でもまだ履いているし、これは後で頼むことにするよ。あ、ブレザーもお願いできる?」
「お任せ下さい! スラックスは後ほどで、ブレザーとカッターシャツは今からすぐに洗ってきます」
いそいそとハンガーにかかったブレザーを取ると、さと子ちゃんが一礼して廊下に向かう。
必ず綺麗にしてくると約束してくれるさと子ちゃんに、お願いしますと手を振った直後のこと。

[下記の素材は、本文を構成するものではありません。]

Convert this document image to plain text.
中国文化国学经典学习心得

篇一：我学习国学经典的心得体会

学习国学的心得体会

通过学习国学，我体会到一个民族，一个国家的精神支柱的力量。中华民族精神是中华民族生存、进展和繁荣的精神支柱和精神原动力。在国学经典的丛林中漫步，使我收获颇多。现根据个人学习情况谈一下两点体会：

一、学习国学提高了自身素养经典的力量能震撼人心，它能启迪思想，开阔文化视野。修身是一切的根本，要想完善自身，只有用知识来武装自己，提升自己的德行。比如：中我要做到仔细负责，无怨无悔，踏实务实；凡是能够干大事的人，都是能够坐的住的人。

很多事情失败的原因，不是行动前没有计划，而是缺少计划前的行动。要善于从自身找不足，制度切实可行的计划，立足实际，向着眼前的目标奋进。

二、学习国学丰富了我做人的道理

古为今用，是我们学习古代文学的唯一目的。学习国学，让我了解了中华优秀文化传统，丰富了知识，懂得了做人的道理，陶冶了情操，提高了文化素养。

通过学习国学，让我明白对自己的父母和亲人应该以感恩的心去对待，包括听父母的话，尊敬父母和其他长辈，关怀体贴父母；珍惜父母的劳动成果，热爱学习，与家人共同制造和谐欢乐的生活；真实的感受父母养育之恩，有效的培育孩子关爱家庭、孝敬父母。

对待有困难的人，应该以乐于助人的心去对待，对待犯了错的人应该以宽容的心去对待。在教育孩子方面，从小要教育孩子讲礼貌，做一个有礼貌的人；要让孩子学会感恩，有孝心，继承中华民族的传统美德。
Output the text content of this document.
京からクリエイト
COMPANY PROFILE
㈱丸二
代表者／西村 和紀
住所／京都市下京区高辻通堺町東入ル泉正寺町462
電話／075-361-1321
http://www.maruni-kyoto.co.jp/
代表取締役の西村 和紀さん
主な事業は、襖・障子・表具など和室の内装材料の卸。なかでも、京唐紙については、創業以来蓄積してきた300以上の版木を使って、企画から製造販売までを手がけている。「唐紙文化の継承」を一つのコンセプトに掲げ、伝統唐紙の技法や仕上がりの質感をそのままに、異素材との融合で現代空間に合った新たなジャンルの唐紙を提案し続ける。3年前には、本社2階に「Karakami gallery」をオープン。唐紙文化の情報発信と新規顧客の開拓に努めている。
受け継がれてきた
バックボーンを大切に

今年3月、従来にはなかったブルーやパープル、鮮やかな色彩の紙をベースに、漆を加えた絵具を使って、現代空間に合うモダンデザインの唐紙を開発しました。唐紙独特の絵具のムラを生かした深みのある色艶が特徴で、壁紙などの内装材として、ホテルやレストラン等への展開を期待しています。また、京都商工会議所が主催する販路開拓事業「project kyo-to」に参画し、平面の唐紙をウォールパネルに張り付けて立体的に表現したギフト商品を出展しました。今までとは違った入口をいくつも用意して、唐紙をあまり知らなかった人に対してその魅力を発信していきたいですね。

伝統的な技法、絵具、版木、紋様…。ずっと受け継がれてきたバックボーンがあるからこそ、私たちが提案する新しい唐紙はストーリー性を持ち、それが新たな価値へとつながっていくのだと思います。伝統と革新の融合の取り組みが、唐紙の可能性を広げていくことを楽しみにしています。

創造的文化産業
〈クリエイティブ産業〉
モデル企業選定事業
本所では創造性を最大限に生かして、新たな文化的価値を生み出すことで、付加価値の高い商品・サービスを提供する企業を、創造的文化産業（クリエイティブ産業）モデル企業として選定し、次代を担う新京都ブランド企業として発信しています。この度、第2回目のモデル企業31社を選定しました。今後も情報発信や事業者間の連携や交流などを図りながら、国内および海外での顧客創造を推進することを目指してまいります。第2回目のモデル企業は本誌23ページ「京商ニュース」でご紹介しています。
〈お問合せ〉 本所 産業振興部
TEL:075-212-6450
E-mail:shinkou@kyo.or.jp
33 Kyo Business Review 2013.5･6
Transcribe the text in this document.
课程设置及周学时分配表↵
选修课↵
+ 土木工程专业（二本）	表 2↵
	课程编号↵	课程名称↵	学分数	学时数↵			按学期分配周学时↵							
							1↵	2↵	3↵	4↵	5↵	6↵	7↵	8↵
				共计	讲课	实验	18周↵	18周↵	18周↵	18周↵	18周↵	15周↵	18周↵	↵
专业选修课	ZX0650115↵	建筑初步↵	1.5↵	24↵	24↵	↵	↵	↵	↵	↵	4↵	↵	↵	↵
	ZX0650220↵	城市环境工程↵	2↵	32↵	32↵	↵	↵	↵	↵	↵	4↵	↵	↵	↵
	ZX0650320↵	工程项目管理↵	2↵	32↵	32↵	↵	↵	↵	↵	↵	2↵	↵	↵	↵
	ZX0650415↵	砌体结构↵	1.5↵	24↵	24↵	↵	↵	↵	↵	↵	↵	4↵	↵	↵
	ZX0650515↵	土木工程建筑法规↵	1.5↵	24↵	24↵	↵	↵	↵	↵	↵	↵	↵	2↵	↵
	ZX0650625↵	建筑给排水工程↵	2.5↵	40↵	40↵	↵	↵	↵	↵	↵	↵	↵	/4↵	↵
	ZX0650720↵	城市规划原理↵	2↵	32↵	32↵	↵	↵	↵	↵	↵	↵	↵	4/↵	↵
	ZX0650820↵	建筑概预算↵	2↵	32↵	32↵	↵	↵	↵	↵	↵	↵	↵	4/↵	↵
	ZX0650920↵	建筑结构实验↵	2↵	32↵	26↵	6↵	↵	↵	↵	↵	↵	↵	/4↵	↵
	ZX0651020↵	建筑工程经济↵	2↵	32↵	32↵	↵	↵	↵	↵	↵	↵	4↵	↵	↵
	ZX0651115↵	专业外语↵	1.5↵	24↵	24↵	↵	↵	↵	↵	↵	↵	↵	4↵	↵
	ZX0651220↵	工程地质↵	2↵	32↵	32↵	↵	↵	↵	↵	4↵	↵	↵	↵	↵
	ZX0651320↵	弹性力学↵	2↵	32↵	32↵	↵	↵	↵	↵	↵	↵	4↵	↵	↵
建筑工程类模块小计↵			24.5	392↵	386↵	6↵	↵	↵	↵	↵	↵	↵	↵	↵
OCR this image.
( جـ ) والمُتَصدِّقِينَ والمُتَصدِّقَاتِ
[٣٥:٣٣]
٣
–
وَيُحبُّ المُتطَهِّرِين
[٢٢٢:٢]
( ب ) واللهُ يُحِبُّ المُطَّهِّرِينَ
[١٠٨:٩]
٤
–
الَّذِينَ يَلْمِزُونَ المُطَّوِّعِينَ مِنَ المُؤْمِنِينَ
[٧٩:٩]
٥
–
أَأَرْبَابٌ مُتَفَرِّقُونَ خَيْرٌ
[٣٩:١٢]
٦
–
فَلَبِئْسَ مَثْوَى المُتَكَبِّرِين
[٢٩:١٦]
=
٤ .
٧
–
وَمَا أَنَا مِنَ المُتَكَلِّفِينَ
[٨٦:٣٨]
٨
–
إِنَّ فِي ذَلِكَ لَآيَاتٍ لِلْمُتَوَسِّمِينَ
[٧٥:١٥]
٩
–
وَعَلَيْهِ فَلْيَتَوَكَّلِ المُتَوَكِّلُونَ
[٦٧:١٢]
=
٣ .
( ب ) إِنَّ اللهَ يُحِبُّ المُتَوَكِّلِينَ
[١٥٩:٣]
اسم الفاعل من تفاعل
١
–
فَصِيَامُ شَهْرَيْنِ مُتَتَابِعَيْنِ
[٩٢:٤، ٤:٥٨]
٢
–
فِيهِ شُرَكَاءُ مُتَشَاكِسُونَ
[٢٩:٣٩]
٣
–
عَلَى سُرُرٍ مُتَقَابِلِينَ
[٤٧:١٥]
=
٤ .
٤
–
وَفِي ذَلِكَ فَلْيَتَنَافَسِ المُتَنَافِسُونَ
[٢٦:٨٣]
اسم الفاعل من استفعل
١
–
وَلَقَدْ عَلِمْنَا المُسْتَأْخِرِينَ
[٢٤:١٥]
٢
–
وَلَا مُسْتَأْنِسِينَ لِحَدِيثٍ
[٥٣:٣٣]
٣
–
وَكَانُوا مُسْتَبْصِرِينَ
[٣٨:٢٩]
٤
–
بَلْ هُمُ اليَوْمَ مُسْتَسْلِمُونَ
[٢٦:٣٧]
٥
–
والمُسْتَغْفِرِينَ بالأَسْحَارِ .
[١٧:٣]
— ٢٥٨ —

彼女は着物を着慣れていないのか、余所見をして俺に会釈しようとしたために足が縺れた。
「あ、」と博紀さんが顔を強張らせ、慌ててダッシュするんだけど時既に遅し。
体勢を崩さないよう障子を掴んださと子ちゃんの手が、薄い和紙を突き破った。
そりゃもうビリッとか可愛い音じゃ無かったよ。
バリバリッって音が相応しい、凄い音だった。
それだけで終わったならまだしも、事態にさと子ちゃんの気が動転。
彼女はまた転倒しそうになった。
間一髪のところで博紀さんが彼女の手首を掴んだものの、俺の持っていた制服が庭園の方に放り出され、ウアァアアア?!
お池に落ちちゃったよぉおお!
あれ明日も使うんだけど!
俺の制服ー!
あ……、洗ってはくれるだろうけど、それでもショックは計り知れない。
がーんとショックを受けている俺の隣で、「さと子!」蘭子さんの喝破が響き渡り、「ごめんなさいぃい!」さと子ちゃんの謝罪の嵐が吹き荒れた。
博紀さんが大慌てで制服を取りに行ってくれる中、俺はガックシと肩を落とした。
もうどーにでもして頂戴って気分だよ。ついてない。